In the novel it was a very brave choice by Newman to have a main character that does not speak, and the other main characters are a baby and a goat. On top of this, as it is written in third person, with shifting focus, we never actually see into the Vagrant’s head, which again is more complicated. However, Newman really made this work. With looks and small motions the Vagrant is able to convey his point. While he is wrapped in mystery, as we never hear the Vagrant’s story from his point of view, he was still a completely realized character. My favorite interactions though are the ones between the Vagrant and the baby. You can see one of their interactions below.

The next kick is more vigorous. Pulling back his coat once again, the Vagrant frowns down at the baby. It stops kicking and looks up at him. He raises his eyebrows at it and the baby smiles. The cycle repeats several times, the baby smiling a little more with each repetition. The Vagrant stops walking and sighs.

Adding to the Vagrant’s appeal is the fact that he does not fall into many of the conventions that readers can expect from a character completing a massive quest. Instead, whilst he is brave the Vagrant is also fallible. He fails people, he can’t save everyone every time, he is not able to dodge everything and gets injured, there are times when he is so exhausted he passes out, and he also occasionally does not know what to do. There were times he reminded me of Captain America (which is a great thing for me), in that the Vagrant is devoted to the ideals he supports and he will occasionally go against those from the institution that should align with those ideals. More than that the Vagrant acts, without his knowledge, as a beacon within a dark world that gives some people the first hope in a long time.

The characters that the Vagrant interacts with are all interesting and rather varied. It is hard to talk about any of them specifically without giving plot points away. Mostly it is interesting to realize that in such a dark world it is never clear what people’s intentions are, and who can be trusted. It was also remarkable how the different characters interacted with the Vagrant’s muteness. There is one character in particular that I really loved, especially in how he was able to really read the Vagrant, and their interactions always made me smile!

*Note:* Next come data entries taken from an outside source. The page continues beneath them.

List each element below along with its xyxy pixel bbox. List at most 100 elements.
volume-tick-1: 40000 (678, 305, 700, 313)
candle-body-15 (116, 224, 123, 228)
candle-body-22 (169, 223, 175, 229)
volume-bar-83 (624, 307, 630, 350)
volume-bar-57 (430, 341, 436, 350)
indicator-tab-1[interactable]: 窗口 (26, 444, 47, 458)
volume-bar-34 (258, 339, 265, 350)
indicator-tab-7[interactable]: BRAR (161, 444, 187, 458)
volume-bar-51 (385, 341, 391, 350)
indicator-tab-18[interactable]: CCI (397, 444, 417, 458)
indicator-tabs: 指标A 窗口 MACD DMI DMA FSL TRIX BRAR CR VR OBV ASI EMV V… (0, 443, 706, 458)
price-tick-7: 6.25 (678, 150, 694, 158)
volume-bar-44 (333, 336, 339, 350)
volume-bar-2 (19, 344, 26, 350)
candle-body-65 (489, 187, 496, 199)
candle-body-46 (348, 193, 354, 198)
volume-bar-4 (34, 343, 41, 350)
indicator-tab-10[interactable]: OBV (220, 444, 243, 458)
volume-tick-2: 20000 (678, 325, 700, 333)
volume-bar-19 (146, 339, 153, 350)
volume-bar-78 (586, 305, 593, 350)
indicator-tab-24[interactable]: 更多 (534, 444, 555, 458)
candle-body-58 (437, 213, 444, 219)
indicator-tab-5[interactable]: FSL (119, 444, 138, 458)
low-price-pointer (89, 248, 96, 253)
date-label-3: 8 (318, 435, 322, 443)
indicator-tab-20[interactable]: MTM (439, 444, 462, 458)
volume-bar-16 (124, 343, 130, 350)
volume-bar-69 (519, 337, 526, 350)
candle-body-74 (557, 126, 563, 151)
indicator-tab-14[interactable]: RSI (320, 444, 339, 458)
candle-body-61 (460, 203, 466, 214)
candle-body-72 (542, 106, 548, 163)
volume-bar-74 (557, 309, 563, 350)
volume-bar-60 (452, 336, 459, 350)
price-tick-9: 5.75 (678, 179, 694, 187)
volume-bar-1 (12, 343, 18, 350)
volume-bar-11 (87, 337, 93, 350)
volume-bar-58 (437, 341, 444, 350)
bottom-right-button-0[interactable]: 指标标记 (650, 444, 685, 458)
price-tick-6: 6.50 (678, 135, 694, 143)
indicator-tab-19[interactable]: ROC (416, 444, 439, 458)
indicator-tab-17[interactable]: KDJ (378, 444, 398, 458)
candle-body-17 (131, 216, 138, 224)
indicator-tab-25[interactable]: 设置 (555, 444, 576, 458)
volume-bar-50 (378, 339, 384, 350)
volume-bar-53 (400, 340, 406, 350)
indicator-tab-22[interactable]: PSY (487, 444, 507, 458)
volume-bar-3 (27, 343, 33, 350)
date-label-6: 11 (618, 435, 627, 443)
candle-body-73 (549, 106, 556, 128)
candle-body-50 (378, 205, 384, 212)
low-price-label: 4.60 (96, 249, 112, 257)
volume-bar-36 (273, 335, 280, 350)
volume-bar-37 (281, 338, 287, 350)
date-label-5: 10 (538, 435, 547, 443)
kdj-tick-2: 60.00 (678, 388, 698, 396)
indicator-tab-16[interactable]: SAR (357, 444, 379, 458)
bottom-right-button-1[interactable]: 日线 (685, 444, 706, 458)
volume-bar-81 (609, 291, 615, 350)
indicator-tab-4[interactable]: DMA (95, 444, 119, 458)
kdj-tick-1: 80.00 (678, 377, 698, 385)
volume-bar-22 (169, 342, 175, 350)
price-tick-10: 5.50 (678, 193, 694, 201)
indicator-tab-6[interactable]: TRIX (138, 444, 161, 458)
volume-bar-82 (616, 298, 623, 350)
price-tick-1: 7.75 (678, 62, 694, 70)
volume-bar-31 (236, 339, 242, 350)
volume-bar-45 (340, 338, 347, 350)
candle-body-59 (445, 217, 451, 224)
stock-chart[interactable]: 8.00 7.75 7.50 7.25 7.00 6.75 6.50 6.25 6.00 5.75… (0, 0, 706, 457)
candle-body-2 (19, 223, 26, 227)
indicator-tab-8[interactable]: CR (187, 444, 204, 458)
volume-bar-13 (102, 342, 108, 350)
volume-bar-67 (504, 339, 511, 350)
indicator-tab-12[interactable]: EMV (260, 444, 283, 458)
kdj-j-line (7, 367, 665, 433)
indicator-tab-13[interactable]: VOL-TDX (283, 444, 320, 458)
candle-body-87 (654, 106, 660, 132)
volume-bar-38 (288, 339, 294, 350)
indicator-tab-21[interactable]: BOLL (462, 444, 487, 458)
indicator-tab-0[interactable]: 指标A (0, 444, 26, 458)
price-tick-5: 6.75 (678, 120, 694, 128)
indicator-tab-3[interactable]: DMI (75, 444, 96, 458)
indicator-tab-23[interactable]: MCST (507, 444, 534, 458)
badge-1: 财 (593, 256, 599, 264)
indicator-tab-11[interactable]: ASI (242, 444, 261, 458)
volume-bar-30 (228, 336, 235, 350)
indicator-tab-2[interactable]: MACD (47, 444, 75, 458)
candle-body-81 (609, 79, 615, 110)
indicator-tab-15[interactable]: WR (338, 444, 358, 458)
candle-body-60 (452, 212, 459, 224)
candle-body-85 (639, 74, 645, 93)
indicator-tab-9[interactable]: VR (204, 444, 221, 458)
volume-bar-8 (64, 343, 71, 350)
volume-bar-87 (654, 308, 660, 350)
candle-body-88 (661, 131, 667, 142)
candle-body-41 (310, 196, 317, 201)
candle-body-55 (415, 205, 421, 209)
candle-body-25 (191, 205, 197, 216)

For me a hero is nothing without a good villain, and there are number of evil characters that the Vagrant faces. The main evil is the Usurper (who has several other names as well), who in turn has many minions. There is also the Uncivil, the First, and a plethora of other dark creatures. It took me a while to figure out that the Usurper and the Uncivil were different entities, but once I had that figures out the plot was easier to follow. It also was a bit hard to figure out how all the different terms associated with evil in the story fit together, but I feel that has more to do with my unfamiliarity with high fantasy novels. The villains and their alliances and infighting are part of the story that I am most looking forward to re-reading.

It has been a long time since I was so completely blown away by a book, and this one really did that. One of my main worries when reading a book that I love right away is what is going to happen at the end? I have had many books ruined at the end for me, whether I disagree with what the author did, or things are left unexplained, or the books changes direction abruptly. I admit I was so worried going into the last few chapters of this book (and was very worried it would actually turn out to be a series with no real ending). However, I absolutely loved the ending, especially the last few sentences. Honestly, I couldn’t stop smiling because it was such a perfect ending for the story! This book is going on my favorite list, and I will be forcing several of my friends to read it. I think people who enjoy the worlds of Garth Nix in the Old Kingdom books will like this world, and fans of slightly flawed heroes will appreciate the Vagrant.

Final Verdict: An amazing and complex journey with amazing characters that I am already planning to re-read!